My sister-in-law once told me that God whispers before he screams.  I don’t think you need to be religious to appreciate the message.  Often we are given signs-little nudges or indications that something is amiss or that something needs to change but we ignore them.  For some reason though, her words have stuck with me over the years and they have certainly played a big role in my first official habit.

It is not so much adding a habit as kicking a habit.  You see, I am an addict.  My phone is my lifeline.  I email, text, schedule, talk, browse and google nonstop.  At first, it was because I was starting my clinic and needed to be connected, especially since my clinic is in another city.  Then it was because we were renovating the house and I needed to stay on top of contractors, orders and deadlines.  The next thing you know, my smartphone has become an appendage.  I wake up and it’s the first thing I turn on.  I go to bed and it’s the last thing I turn off.  I check it non-stop.  I am the annoying friend that is always on her phone, the irritating daughter, sister and wife who is always distracted, the multitasking mother that can’t stop texting.   I always had excuses.  I have so much to do.  I am juggling so much.  I just need to send this message, make this call or quickly look this up.

Then I heard the whisper.   A couple of times, my son said, “Stop texting!”.  My immediate response was that I was trying to schedule a playdate, register for soccer or call the dentist.  An excuse to justify my behavior-but somewhere in my soul, it nagged me.

The whisper became louder.  I went to Evergreen Brickworks and lost my phone.  Ironically that was a day when I told myself I was going to put my phone away and focus on the time I had at the market with the boys. This was the day after two little boys were killed in a car accident in Parry Sound.  I looked at my children and appreciated them a little more, hugged them a little tighter and said a little prayer for the poor mother that had lost her children.  I told myself that I would be fine without my phone for a couple of hours and needed to focus on my children.

When I did look for my phone and realized it was gone, I was remarkably calm.  I have suffered enough loss in my life to recognize that there are worse things than losing my phone.  I left the boys with a friend and went hunting for it.  I never found it.  When I got back to the children, my friend had informed them that mommy had lost her phone.  My 5 year old’s eyes opened wide as he exclaimed “You lost your phone!  Oh my gosh Mummy!  That’s really bad right?  What are you going to do?”.  I looked at him and thought wow, there’s a problem when my 5-year old sees me as being so attached to an object.  It was very disconcerting.

Then the scream.   I ended up having to buy a new phone.  I left dinner with a friend after having just bought it and started downloading an app before I started driving.  I got to a stoplight and glanced at the phone to see if the app had finished downloading.  I didn’t push a button, I didn’t speak, nothing.  Just glanced at it.  Then I heard a banging on the window.  An older man was pounding on my window yelling, “Don’t do that!”.

Ok.  I get it.  I finally get it!

So here’s my first habit.  I will not touch my phone in the car.   I feel this is particularly important since I am in the car a lot.  I don’t text and drive but I certainly check my phone at the stop light or in traffic.  I also make calls on my Bluetooth, play music or am generally engaged with it in some capacity.   But now I have 2 young boys watching me.  I want to set a good example.  I don’t ever want them to text and drive or be otherwise distracted while driving.  How can I tell them not to do it if they grow up watching me on my phone in the car?  How can I tell them to put their phones down while I hold onto mine with a vise grip?

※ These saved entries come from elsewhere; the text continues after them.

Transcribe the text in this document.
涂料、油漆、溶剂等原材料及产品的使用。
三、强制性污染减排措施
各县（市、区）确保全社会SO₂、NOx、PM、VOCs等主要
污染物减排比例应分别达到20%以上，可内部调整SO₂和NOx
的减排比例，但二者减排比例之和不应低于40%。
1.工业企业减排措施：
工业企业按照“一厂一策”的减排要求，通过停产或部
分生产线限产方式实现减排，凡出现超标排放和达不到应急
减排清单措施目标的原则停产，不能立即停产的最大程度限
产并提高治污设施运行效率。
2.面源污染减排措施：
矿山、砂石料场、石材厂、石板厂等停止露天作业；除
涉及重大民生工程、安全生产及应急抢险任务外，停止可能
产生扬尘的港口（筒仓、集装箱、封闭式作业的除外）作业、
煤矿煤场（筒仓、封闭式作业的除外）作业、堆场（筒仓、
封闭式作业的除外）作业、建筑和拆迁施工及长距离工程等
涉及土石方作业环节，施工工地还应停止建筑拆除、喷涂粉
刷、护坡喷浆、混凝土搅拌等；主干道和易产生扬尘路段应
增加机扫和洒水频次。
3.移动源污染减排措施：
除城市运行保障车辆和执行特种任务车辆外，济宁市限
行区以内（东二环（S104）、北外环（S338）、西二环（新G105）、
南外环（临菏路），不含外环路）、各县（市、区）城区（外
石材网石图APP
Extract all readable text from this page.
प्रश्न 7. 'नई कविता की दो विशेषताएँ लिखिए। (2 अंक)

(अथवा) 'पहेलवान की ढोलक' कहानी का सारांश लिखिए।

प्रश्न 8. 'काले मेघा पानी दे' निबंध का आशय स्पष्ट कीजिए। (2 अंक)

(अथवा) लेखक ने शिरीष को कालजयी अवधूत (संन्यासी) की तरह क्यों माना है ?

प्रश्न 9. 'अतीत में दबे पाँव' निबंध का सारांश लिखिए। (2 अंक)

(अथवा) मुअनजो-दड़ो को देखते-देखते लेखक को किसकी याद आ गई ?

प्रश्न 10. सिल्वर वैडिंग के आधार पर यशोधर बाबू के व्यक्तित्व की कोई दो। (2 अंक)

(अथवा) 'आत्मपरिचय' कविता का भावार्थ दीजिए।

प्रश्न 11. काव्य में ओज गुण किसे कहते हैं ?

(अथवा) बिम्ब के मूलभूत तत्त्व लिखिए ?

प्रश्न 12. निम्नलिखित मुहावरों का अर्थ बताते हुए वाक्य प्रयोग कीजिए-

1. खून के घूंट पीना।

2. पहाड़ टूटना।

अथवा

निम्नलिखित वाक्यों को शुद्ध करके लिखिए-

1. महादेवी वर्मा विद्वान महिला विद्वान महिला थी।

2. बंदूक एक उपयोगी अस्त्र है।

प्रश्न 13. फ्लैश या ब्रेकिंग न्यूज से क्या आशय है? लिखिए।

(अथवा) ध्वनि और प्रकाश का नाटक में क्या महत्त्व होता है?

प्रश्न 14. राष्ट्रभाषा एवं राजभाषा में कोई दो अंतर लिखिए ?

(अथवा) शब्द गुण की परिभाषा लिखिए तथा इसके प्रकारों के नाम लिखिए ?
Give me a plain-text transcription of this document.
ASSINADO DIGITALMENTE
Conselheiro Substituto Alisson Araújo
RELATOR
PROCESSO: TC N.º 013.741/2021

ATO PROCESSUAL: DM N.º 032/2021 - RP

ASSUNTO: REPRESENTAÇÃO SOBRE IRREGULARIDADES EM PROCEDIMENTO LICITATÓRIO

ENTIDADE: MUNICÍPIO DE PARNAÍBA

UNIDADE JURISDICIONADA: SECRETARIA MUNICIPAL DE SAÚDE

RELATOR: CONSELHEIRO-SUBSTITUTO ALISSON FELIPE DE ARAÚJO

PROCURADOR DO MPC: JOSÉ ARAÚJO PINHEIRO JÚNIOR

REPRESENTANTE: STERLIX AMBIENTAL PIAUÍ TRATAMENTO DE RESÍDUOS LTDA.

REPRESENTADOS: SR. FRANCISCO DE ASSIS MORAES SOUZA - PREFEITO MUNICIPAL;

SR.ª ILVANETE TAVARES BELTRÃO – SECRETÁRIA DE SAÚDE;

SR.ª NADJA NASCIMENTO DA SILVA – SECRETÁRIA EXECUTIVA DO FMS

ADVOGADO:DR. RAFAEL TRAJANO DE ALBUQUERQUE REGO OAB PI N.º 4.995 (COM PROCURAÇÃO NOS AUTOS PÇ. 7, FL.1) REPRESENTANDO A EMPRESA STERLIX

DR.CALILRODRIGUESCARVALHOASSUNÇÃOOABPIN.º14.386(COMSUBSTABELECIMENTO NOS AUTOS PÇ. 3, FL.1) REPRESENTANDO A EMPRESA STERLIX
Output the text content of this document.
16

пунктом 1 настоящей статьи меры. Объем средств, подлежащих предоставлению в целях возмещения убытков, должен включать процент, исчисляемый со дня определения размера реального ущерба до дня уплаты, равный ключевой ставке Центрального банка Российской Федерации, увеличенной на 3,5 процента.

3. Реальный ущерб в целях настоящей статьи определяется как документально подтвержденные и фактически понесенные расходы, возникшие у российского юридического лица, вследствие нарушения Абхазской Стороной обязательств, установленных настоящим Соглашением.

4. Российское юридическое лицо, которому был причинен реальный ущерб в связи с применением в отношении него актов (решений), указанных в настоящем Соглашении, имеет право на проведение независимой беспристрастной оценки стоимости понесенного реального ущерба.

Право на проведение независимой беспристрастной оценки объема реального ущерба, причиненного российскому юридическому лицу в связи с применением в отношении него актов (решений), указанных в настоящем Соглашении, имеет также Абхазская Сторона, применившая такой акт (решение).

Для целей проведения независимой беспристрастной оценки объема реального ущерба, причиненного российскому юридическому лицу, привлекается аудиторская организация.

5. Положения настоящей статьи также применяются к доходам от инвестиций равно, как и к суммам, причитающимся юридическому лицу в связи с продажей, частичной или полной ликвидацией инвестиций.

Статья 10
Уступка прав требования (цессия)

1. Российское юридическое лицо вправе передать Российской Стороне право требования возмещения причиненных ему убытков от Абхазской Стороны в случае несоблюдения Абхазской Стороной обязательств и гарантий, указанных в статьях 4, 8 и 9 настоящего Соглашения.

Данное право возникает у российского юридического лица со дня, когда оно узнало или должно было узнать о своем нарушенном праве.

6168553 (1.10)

I also will not touch my phone after getting home with the boys after school.  I will put it away and not check it again until after they are happily tucked away in their beds.  I know it’s a cliché, but time is precious.  My boys deserve a few hours of my time that is uninterrupted by my phone.

This is the habit I want to kick.  I think it will be tough.  But I know it will be worth it.  I have heard the scream; it’s time for action.